Je vois une intégration du monde animé et de sa culture dans la nôtre et je trouve ce phénomène plutôt positif. Il y a une forte attirance vers ce style mais ça pose des soucis : l’animé, de façon erronée, semble facile et accessible. Et il est beaucoup plus difficile de faire comprendre aux étudiant.es que non, qu’il faut aussi des intervalles, des fondamentaux d’animation. Oui, c’est du boulot ! Harmony nous aide beaucoup à ça, à mener de front le tradigital, le cut-out et le tradi de façon que tout puisse être mélangé.

Des étudiant.es nous demandent « comment dessine-t-on une jolie scène ? » Nous leur répondons par des questions essentielles : qu’as-tu à raconter ? Quelle est ton intention ? Ça va venir tout seul, il n’y a pas de recettes. Nous travaillons beaucoup sur des skills de culture, de sensibilité, d’écoute et moins de dessin, de techniques parce que c’est devenu une évidence. Ce qu’on ne peut pas faire avec la 3D qui est très complexe. En 2D les étudiant.es peuvent faire leur film de A à Z et je trouve super intéressant ce qui se passe en ce moment.

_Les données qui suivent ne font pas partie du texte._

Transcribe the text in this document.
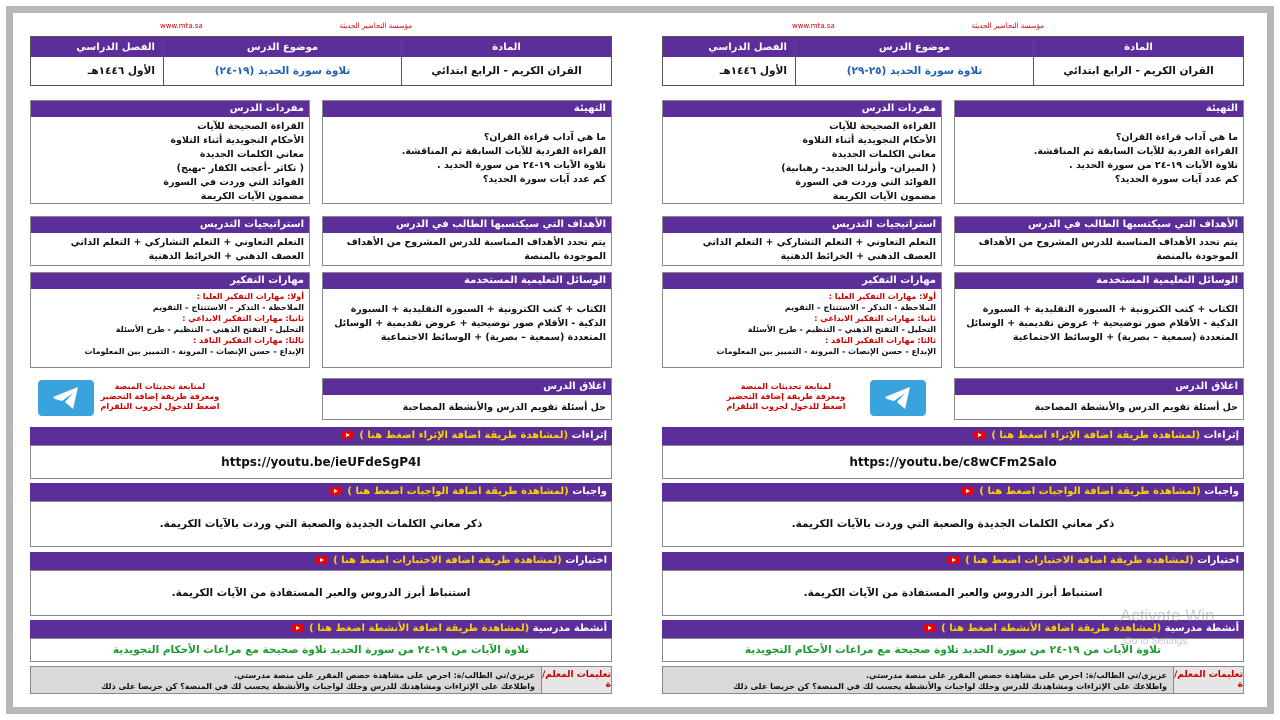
مؤسسة التحاضير الحديثة
www.mta.sa
المادة
القران الكريم - الرابع ابتدائي
موضوع الدرس
تلاوة سورة الحديد (١٩-٢٤)
الفصل الدراسي
الأول ١٤٤٦هـ
التهيئة
ما هي آداب قراءة القران؟
القراءة الفردية للآيات السابقة ثم المناقشة.
تلاوة الآيات ١٩-٢٤ من سورة الحديد .
كم عدد آيات سورة الحديد؟
مفردات الدرس
القراءة الصحيحة للآيات
الأحكام التجويدية أثناء التلاوة
معاني الكلمات الجديدة
( تكاثر -أعجب الكفار -بهيج)
الفوائد التي وردت في السورة
مضمون الآيات الكريمة
الأهداف التي سيكتسبها الطالب في الدرس
يتم تحدد الأهداف المناسبة للدرس المشروح من الأهداف
الموجودة بالمنصة
استراتيجيات التدريس
التعلم التعاوني + التعلم التشاركي + التعلم الذاتي
العصف الذهني + الخرائط الذهنية
الوسائل التعليمية المستخدمة
الكتاب + كتب الكترونية + السبورة التقليدية + السبورة
الذكية - الأقلام صور توضيحية + عروض تقديمية + الوسائل
المتعددة (سمعية – بصرية) + الوسائط الاجتماعية
مهارات التفكير
أولا: مهارات التفكير العليا :
الملاحظة - التذكر – الاستنتاج – التقويم
ثانيا: مهارات التفكير الابداعي :
التحليل - التفتح الذهني – التنظيم - طرح الأسئلة
ثالثا: مهارات التفكير الناقد :
الإبداع - حسن الإنصات - المرونة - التمييز بين المعلومات
اغلاق الدرس
حل أسئلة تقويم الدرس والأنشطة المصاحبة
لمتابعة تحديثات المنصة
ومعرفة طريقة إضافة التحضير
اضغط للدخول لجروب التلقرام
إثراءات (لمشاهدة طريقة اضافة الإثراء اضغط هنا )
https://youtu.be/ieUFdeSgP4I
واجبات (لمشاهدة طريقة اضافة الواجبات اضغط هنا )
ذكر معاني الكلمات الجديدة والصعبة التي وردت بالآيات الكريمة.
اختبارات (لمشاهدة طريقة اضافة الاختبارات اضغط هنا )
استنباط أبرز الدروس والعبر المستفادة من الآيات الكريمة.
أنشطة مدرسية (لمشاهدة طريقة اضافة الأنشطة اضغط هنا )
تلاوة الآيات من ١٩-٢٤ من سورة الحديد تلاوة صحيحة مع مراعات الأحكام التجويدية
تعليمات المعلم/ة
عزيزي/تي الطالب/ة: احرص على مشاهدة حصص المقرر على منصة مدرستي.
واطلاعك على الإثراءات ومشاهدتك للدرس وحلك لواجبات والأنشطة يحسب لك في المنصة؟ كن حريصا على ذلك
مؤسسة التحاضير الحديثة
www.mta.sa
المادة
القران الكريم - الرابع ابتدائي
موضوع الدرس
تلاوة سورة الحديد (٢٥-٢٩)
الفصل الدراسي
الأول ١٤٤٦هـ
التهيئة
ما هي آداب قراءة القران؟
القراءة الفردية للآيات السابقة ثم المناقشة.
تلاوة الآيات ١٩-٢٤ من سورة الحديد .
كم عدد آيات سورة الحديد؟
مفردات الدرس
القراءة الصحيحة للآيات
الأحكام التجويدية أثناء التلاوة
معاني الكلمات الجديدة
( الميزان- وأنزلنا الحديد- رهبانية)
الفوائد التي وردت في السورة
مضمون الآيات الكريمة
الأهداف التي سيكتسبها الطالب في الدرس
يتم تحدد الأهداف المناسبة للدرس المشروح من الأهداف
الموجودة بالمنصة
استراتيجيات التدريس
التعلم التعاوني + التعلم التشاركي + التعلم الذاتي
العصف الذهني + الخرائط الذهنية
الوسائل التعليمية المستخدمة
الكتاب + كتب الكترونية + السبورة التقليدية + السبورة
الذكية - الأقلام صور توضيحية + عروض تقديمية + الوسائل
المتعددة (سمعية – بصرية) + الوسائط الاجتماعية
مهارات التفكير
أولا: مهارات التفكير العليا :
الملاحظة - التذكر – الاستنتاج – التقويم
ثانيا: مهارات التفكير الابداعي :
التحليل - التفتح الذهني – التنظيم - طرح الأسئلة
ثالثا: مهارات التفكير الناقد :
الإبداع - حسن الإنصات - المرونة - التمييز بين المعلومات
اغلاق الدرس
حل أسئلة تقويم الدرس والأنشطة المصاحبة
لمتابعة تحديثات المنصة
ومعرفة طريقة إضافة التحضير
اضغط للدخول لجروب التلقرام
إثراءات (لمشاهدة طريقة اضافة الإثراء اضغط هنا )
https://youtu.be/c8wCFm2Salo
واجبات (لمشاهدة طريقة اضافة الواجبات اضغط هنا )
ذكر معاني الكلمات الجديدة والصعبة التي وردت بالآيات الكريمة.
اختبارات (لمشاهدة طريقة اضافة الاختبارات اضغط هنا )
استنباط أبرز الدروس والعبر المستفادة من الآيات الكريمة.
أنشطة مدرسية (لمشاهدة طريقة اضافة الأنشطة اضغط هنا )
تلاوة الآيات من ١٩-٢٤ من سورة الحديد تلاوة صحيحة مع مراعات الأحكام التجويدية
تعليمات المعلم/ة
عزيزي/تي الطالب/ة: احرص على مشاهدة حصص المقرر على منصة مدرستي.
واطلاعك على الإثراءات ومشاهدتك للدرس وحلك لواجبات والأنشطة يحسب لك في المنصة؟ كن حريصا على ذلك
Activate Win
Go to Settings
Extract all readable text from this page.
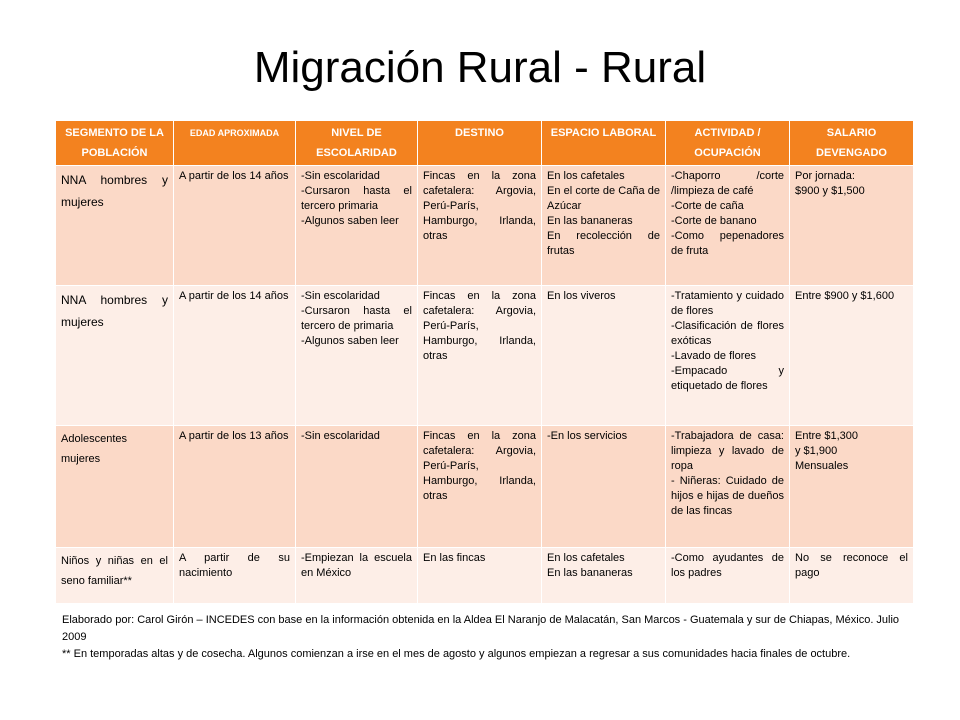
Migración Rural - Rural
SEGMENTO DE LA POBLACIÓN	EDAD APROXIMADA	NIVEL DE ESCOLARIDAD	DESTINO	ESPACIO LABORAL	ACTIVIDAD / OCUPACIÓN	SALARIO DEVENGADO
NNA hombres y mujeres	A partir de los 14 años	-Sin escolaridad
-Cursaron hasta el tercero primaria
-Algunos saben leer	Fincas en la zona cafetalera: Argovia, Perú-París, Hamburgo, Irlanda, otras	En los cafetales
En el corte de Caña de Azúcar
En las bananeras
En recolección de frutas	-Chaporro /corte /limpieza de café
-Corte de caña
-Corte de banano
-Como pepenadores de fruta	Por jornada:
$900 y $1,500
NNA hombres y mujeres	A partir de los 14 años	-Sin escolaridad
-Cursaron hasta el tercero de primaria
-Algunos saben leer	Fincas en la zona cafetalera: Argovia, Perú-París, Hamburgo, Irlanda, otras	En los viveros	-Tratamiento y cuidado de flores
-Clasificación de flores exóticas
-Lavado de flores
-Empacado y etiquetado de flores	Entre $900 y $1,600
Adolescentes mujeres	A partir de los 13 años	-Sin escolaridad	Fincas en la zona cafetalera: Argovia, Perú-París, Hamburgo, Irlanda, otras	-En los servicios	-Trabajadora de casa: limpieza y lavado de ropa
- Niñeras: Cuidado de hijos e hijas de dueños de las fincas	Entre $1,300
y $1,900
Mensuales
Niños y niñas en el seno familiar**	A partir de su nacimiento	-Empiezan la escuela en México	En las fincas	En los cafetales
En las bananeras	-Como ayudantes de los padres	No se reconoce el pago
Elaborado por: Carol Girón – INCEDES con base en la información obtenida en la Aldea El Naranjo de Malacatán, San Marcos - Guatemala y sur de Chiapas, México. Julio 2009
** En temporadas altas y de cosecha. Algunos comienzan a irse en el mes de agosto y algunos empiezan a regresar a sus comunidades hacia finales de octubre.
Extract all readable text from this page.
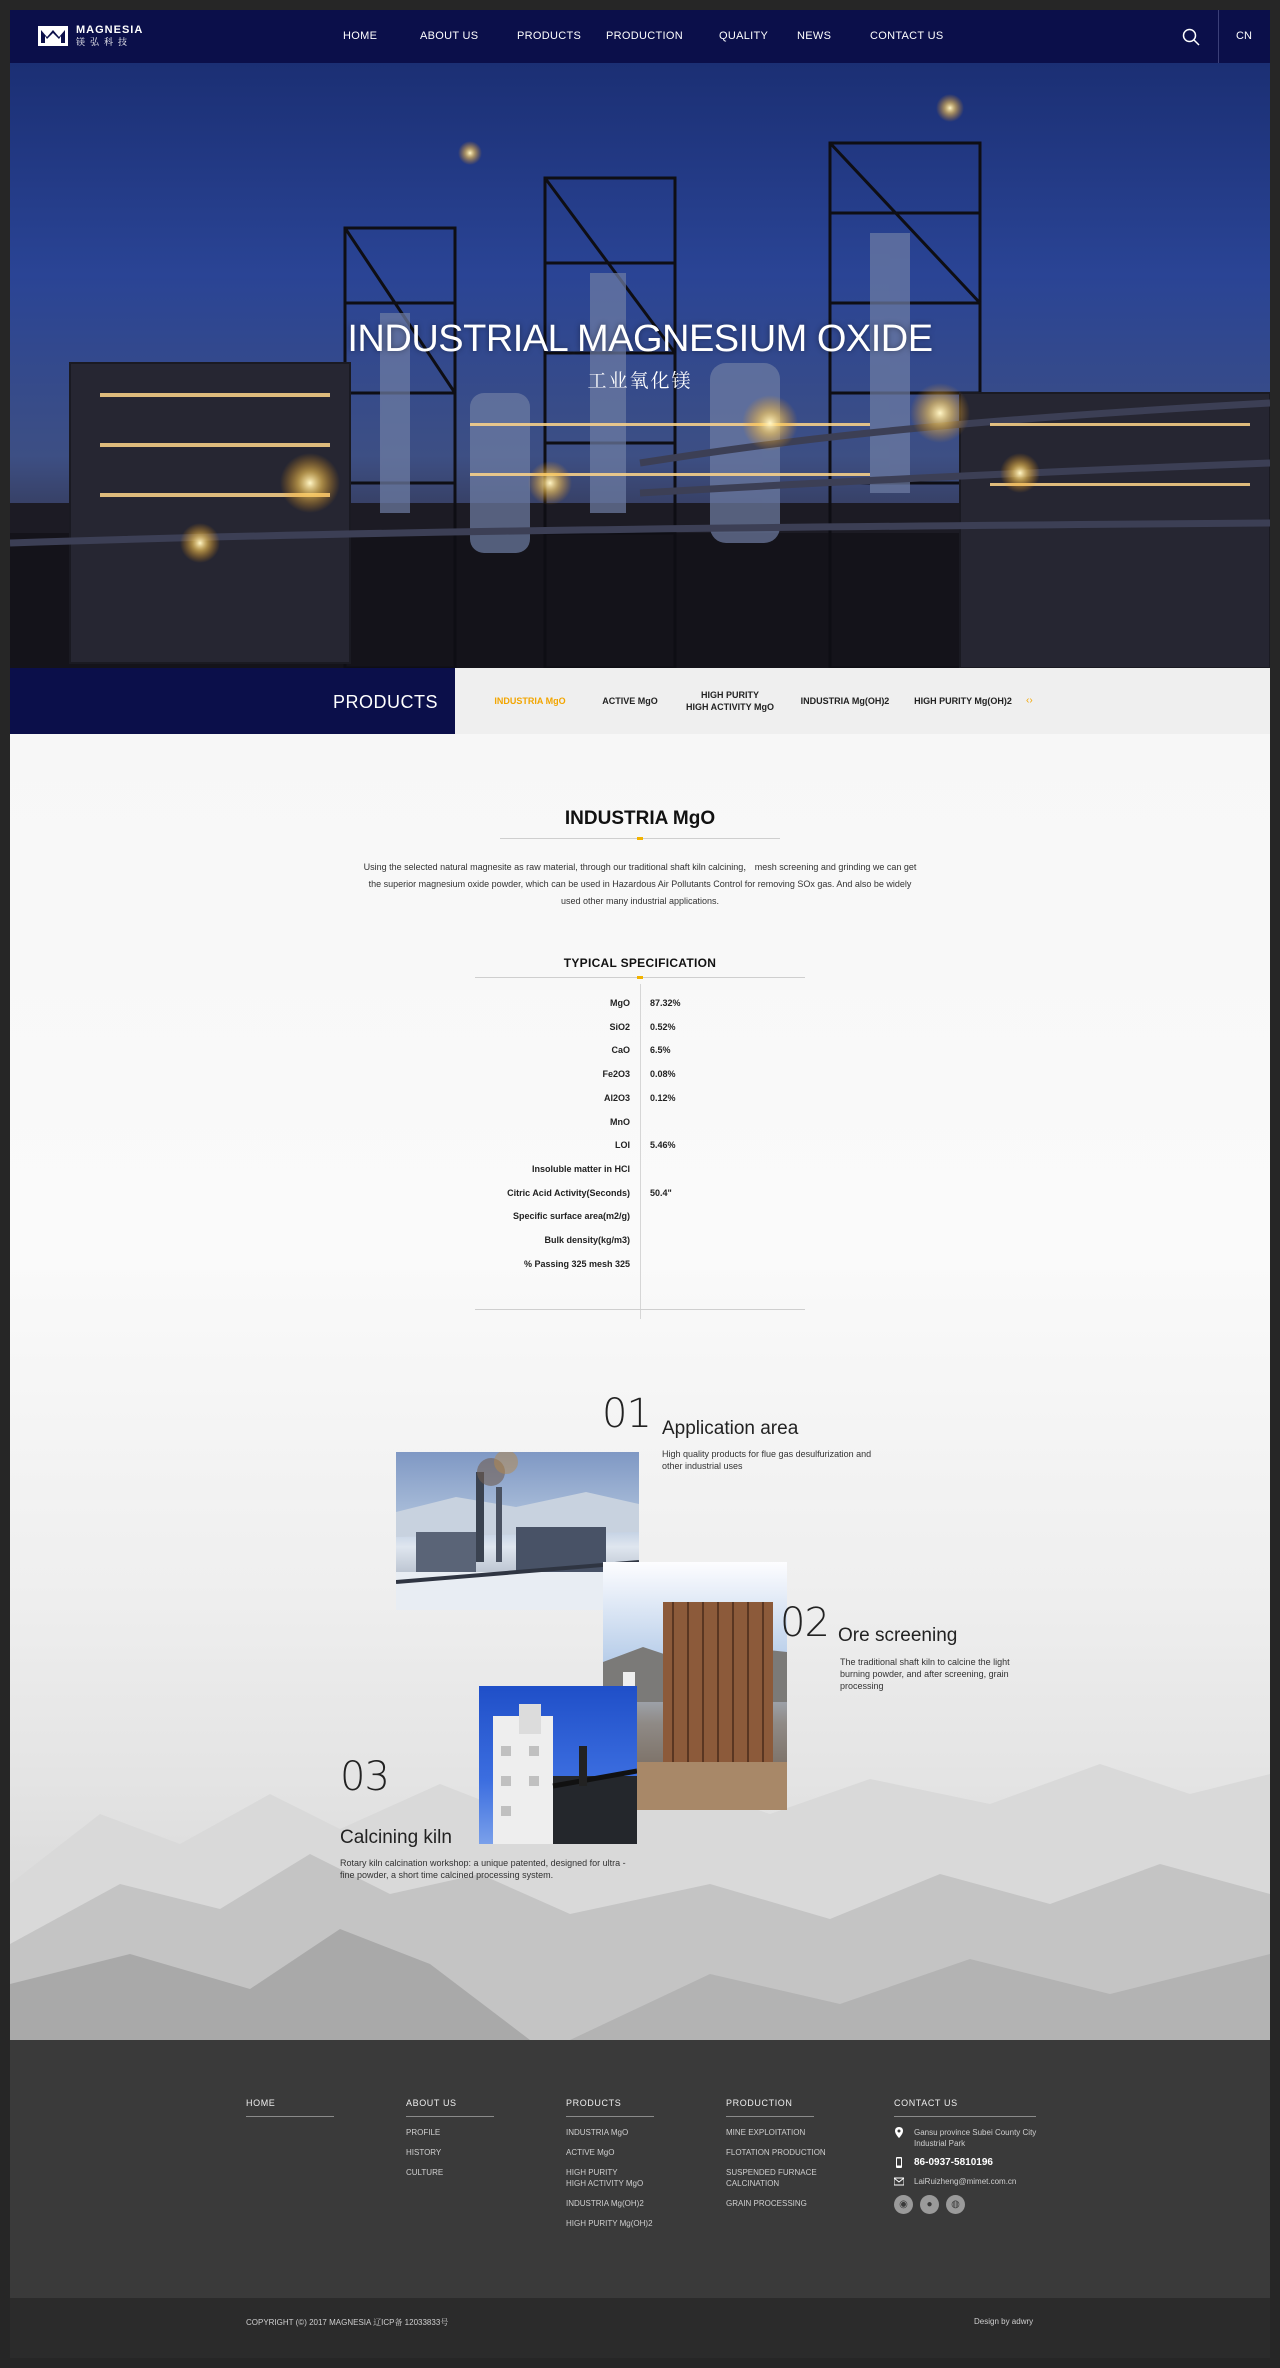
MAGNESIA
镁弘科技	HOME	ABOUT US	PRODUCTS PRODUCTION	QUALITY	NEWS	CONTACT US	CN
INDUSTRIAL MAGNESIUM OXIDE
工业氧化镁
PRODUCTS	INDUSTRIA MgO	ACTIVE MgO
HIGH PURITY
HIGH ACTIVITY MgO
INDUSTRIA Mg(OH)2	HIGH PURITY Mg(OH)2	‹›
INDUSTRIA MgO

Using the selected natural magnesite as raw material, through our traditional shaft kiln calcining， mesh screening and grinding we can get the superior magnesium oxide powder, which can be used in Hazardous Air Pollutants Control for removing SOx gas. And also be widely used other many industrial applications.

TYPICAL SPECIFICATION
MgO 87.32%
SiO2 0.52%
CaO 6.5%
Fe2O3 0.08%
Al2O3 0.12%
MnO
LOI 5.46%
Insoluble matter in HCl
Citric Acid Activity(Seconds) 50.4"
Specific surface area(m2/g)
Bulk density(kg/m3)
% Passing 325 mesh 325
01 Application area
High quality products for flue gas desulfurization and other industrial uses
02 Ore screening
The traditional shaft kiln to calcine the light burning powder, and after screening, grain processing
03
Calcining kiln
Rotary kiln calcination workshop: a unique patented, designed for ultra - fine powder, a short time calcined processing system.
HOME	ABOUT US
PROFILE
HISTORY
CULTURE
PRODUCTS
INDUSTRIA MgO
ACTIVE MgO
HIGH PURITY
HIGH ACTIVITY MgO
INDUSTRIA Mg(OH)2
HIGH PURITY Mg(OH)2
PRODUCTION
MINE EXPLOITATION
FLOTATION PRODUCTION
SUSPENDED FURNACE
CALCINATION
GRAIN PROCESSING
CONTACT US
Gansu province Subei County City Industrial Park
86-0937-5810196
LaiRuizheng@mimet.com.cn
◉	●	◍
COPYRIGHT (©) 2017 MAGNESIA 辽ICP备 12033833号	Design by adwry
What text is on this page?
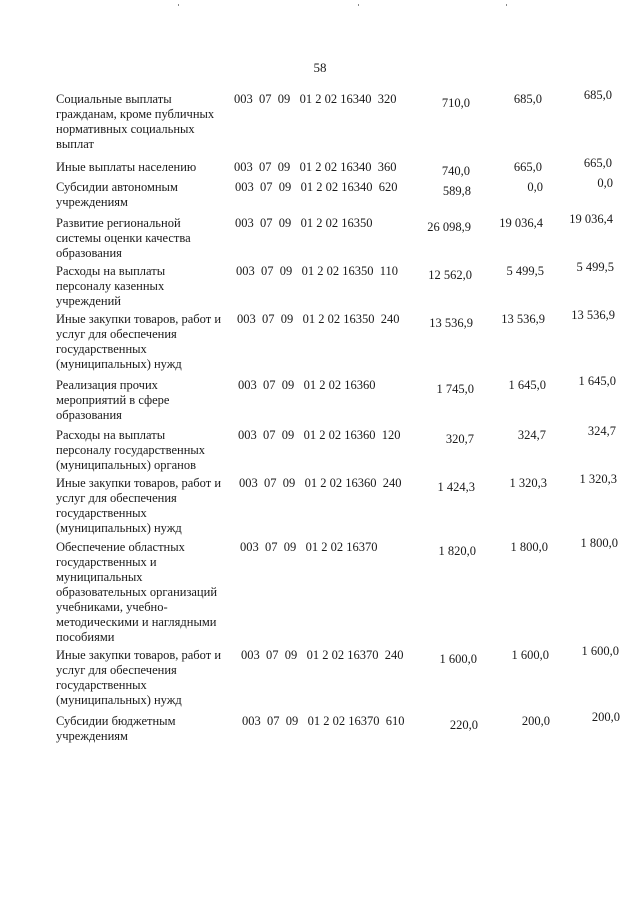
58
Социальные выплаты
гражданам, кроме публичных
нормативных социальных
выплат
003  07  09   01 2 02 16340  320	710,0	685,0	685,0
Иные выплаты населению	003  07  09   01 2 02 16340  360	740,0	665,0	665,0
Субсидии автономным
учреждениям
003  07  09   01 2 02 16340  620	589,8	0,0	0,0
Развитие региональной
системы оценки качества
образования
003  07  09   01 2 02 16350	26 098,9	19 036,4	19 036,4
Расходы на выплаты
персоналу казенных
учреждений
003  07  09   01 2 02 16350  110	12 562,0	5 499,5	5 499,5
Иные закупки товаров, работ и
услуг для обеспечения
государственных
(муниципальных) нужд
003  07  09   01 2 02 16350  240	13 536,9	13 536,9	13 536,9
Реализация прочих
мероприятий в сфере
образования
003  07  09   01 2 02 16360	1 745,0	1 645,0	1 645,0
Расходы на выплаты
персоналу государственных
(муниципальных) органов
003  07  09   01 2 02 16360  120	320,7	324,7	324,7
Иные закупки товаров, работ и
услуг для обеспечения
государственных
(муниципальных) нужд
003  07  09   01 2 02 16360  240	1 424,3	1 320,3	1 320,3
Обеспечение областных
государственных и
муниципальных
образовательных организаций
учебниками, учебно-
методическими и наглядными
пособиями
003  07  09   01 2 02 16370	1 820,0	1 800,0	1 800,0
Иные закупки товаров, работ и
услуг для обеспечения
государственных
(муниципальных) нужд
003  07  09   01 2 02 16370  240	1 600,0	1 600,0	1 600,0
Субсидии бюджетным
учреждениям
003  07  09   01 2 02 16370  610	220,0	200,0	200,0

L’Atelier – Angoulême : Jean-Baptiste Laloux, animateur, enseignant permanent et coordinateur

Transmettre

J’entame ma 3ème année à L’Atelier. J’étais avant intervenant extérieur et je travaillais soit en tant que superviseur anim 2D, soit en tant qu’assistant réalisateur chez 2 Minutes. Je ne faisais que des interventions ponctuelles à l’école en posing et en animation. J’étais assez impressionné par les cours qui étaient dispensés et je me disais surtout que c’était une école que j’aurais aimé faire à l’époque de ma formation. Quand on m’a proposé de venir enseigner de manière permanente, je me suis dit que le défi me plaisait bien. Cela représente beaucoup plus de travail que ce que j’imaginais. Je trouve ça plus difficile que la production mais aussi très intéressant, surtout par l’aspect humain. Le fait d’être dans un bain de créativité où les jeunes gens ont vraiment la volonté de développer leur sensibilité artistique, leurs capacités techniques. C’est très stimulant, après une expérience d’une dizaine d’années dans les studios, de contribuer maintenant à la formation des nouvelles générations.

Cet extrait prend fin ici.